Je comprends qu'il ne m'en dira pas plus à ce sujet.

-Et concernant Joeffrey tu voulais m'en parler ? Demande-t-il.

Je soupire.

-Oui, j'ai tellement de questions mais en même temps je ne sais pas si j'ai envie de connaître les réponses...

-Je te propose d'aller les lui poser, qu'en penses-tu ?

J'ai tout à coup la boule au ventre : je ne m'attendais pas à cette réponse.

-Je ne sais pas...

Je croise le regard d'Emmanuel qui m'apaise un peu.

-Je ne saurais pas par où commencer...Continué-je.

Qu'as-tu dit à Caleb quand tu es allée le voir ?

-Je lui ai dit bonjour.

-C'est un bon début tu ne crois pas ?

J'aperçois Joeffrey se diriger vers le buffet et se servir de façon astronomique. Cela me rappelle qu'au foyer, nous avions toujours faim. Nous n'avions pas assez à manger et la plupart du temps, les aliments étaient de mauvaise qualité. J'avais presque oublié ça. Parce qu'aujourd'hui je mange tous les jours à ma faim.

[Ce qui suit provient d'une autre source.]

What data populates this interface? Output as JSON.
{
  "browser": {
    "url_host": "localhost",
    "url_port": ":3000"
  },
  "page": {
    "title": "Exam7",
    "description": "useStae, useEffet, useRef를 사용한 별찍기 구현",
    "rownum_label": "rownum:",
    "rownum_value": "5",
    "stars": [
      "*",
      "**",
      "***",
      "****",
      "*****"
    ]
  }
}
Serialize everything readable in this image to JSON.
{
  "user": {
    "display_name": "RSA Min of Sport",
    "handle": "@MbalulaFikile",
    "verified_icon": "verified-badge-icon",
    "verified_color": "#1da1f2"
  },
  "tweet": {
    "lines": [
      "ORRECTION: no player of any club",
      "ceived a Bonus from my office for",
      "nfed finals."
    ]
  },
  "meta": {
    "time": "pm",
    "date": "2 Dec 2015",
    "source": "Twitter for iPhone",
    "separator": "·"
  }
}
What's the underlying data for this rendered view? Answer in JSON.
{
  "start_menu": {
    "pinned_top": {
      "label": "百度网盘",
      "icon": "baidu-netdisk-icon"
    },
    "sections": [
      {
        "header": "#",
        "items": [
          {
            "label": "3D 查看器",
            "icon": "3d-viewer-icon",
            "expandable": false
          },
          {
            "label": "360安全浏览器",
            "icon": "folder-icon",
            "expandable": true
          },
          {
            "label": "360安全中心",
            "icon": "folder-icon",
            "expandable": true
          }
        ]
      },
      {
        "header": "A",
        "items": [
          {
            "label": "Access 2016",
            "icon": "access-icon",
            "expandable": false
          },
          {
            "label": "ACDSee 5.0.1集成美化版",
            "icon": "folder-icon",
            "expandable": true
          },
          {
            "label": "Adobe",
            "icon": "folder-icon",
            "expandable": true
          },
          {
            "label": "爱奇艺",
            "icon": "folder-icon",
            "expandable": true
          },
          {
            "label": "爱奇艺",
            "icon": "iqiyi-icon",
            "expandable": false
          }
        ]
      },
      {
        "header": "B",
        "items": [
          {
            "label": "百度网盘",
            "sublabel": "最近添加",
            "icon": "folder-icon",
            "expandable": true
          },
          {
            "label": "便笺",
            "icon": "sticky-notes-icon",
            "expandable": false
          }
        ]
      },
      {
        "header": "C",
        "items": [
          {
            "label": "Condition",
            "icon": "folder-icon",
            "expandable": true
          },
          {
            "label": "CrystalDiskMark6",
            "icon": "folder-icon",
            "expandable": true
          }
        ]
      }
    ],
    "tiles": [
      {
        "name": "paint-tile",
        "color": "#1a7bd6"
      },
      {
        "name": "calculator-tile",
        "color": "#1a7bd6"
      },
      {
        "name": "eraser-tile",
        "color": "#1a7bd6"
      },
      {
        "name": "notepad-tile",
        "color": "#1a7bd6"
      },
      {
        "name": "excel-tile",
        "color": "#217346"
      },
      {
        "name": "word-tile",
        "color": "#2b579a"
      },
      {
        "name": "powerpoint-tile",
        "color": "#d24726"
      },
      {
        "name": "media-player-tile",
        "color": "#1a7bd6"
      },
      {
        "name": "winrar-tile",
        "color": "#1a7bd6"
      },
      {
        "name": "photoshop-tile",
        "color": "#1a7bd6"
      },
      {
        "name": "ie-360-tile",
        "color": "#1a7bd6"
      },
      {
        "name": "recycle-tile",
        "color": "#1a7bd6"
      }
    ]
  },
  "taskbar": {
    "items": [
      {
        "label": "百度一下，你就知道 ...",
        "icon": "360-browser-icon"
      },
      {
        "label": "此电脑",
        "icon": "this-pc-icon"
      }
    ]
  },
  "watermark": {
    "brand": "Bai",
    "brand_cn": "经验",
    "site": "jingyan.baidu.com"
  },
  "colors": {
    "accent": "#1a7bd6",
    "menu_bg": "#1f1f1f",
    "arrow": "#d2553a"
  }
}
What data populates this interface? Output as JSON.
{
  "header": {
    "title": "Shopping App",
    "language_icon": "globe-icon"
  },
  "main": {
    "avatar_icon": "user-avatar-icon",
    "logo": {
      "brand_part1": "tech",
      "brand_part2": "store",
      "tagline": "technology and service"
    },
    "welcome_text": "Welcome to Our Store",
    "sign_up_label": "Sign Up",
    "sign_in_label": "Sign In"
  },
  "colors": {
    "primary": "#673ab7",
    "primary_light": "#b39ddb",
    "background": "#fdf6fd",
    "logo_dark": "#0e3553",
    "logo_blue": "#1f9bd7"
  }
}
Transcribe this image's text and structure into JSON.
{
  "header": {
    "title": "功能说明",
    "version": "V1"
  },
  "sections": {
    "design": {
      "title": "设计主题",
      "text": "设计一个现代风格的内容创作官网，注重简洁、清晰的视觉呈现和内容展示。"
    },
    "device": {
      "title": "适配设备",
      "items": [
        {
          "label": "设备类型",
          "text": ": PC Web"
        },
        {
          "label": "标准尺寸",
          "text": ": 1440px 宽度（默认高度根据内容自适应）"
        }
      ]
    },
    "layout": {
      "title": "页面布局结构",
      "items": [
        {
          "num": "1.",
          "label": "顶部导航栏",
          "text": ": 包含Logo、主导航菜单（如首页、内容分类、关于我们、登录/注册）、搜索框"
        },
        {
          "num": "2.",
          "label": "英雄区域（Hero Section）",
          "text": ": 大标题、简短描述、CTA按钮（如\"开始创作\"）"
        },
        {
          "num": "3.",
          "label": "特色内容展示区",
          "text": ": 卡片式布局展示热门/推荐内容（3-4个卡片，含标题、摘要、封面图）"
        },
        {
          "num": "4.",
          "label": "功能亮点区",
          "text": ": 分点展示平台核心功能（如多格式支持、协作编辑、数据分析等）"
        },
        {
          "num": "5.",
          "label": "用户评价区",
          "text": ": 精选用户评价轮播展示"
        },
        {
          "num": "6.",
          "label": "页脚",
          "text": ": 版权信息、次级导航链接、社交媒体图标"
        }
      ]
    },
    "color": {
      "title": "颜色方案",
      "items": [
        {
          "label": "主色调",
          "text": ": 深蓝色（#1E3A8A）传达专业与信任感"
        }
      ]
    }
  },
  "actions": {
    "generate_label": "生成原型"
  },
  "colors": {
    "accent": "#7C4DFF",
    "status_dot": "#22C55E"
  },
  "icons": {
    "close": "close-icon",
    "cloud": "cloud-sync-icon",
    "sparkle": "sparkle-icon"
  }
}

Cette compassion mêlée de méfiance me paralyse. Emmanuel pose sa main sur mon épaule.

-Tout va bien Jaël, si Joeffrey est ici c'est parce qu'il m'a accepté. Il n'est plus celui que tu as connu.

Je reste dubitative.

-Tu es sûr qu'il n'est pas venu uniquement pour profiter du buffet ? Demandé-je en le voyant se goinfrer.

Emmanuel rit.

-Sûr est certain !

-Bon...Je vais essayer...

Je respire profondément et regroupe le peu de courage qu'il me reste. Je m'approche de lui le cœur battant. Une partie de moi souhaiterait partir le plus loin possible de sa présence mais l'autre est poussée par l'amour d'Emmanuel.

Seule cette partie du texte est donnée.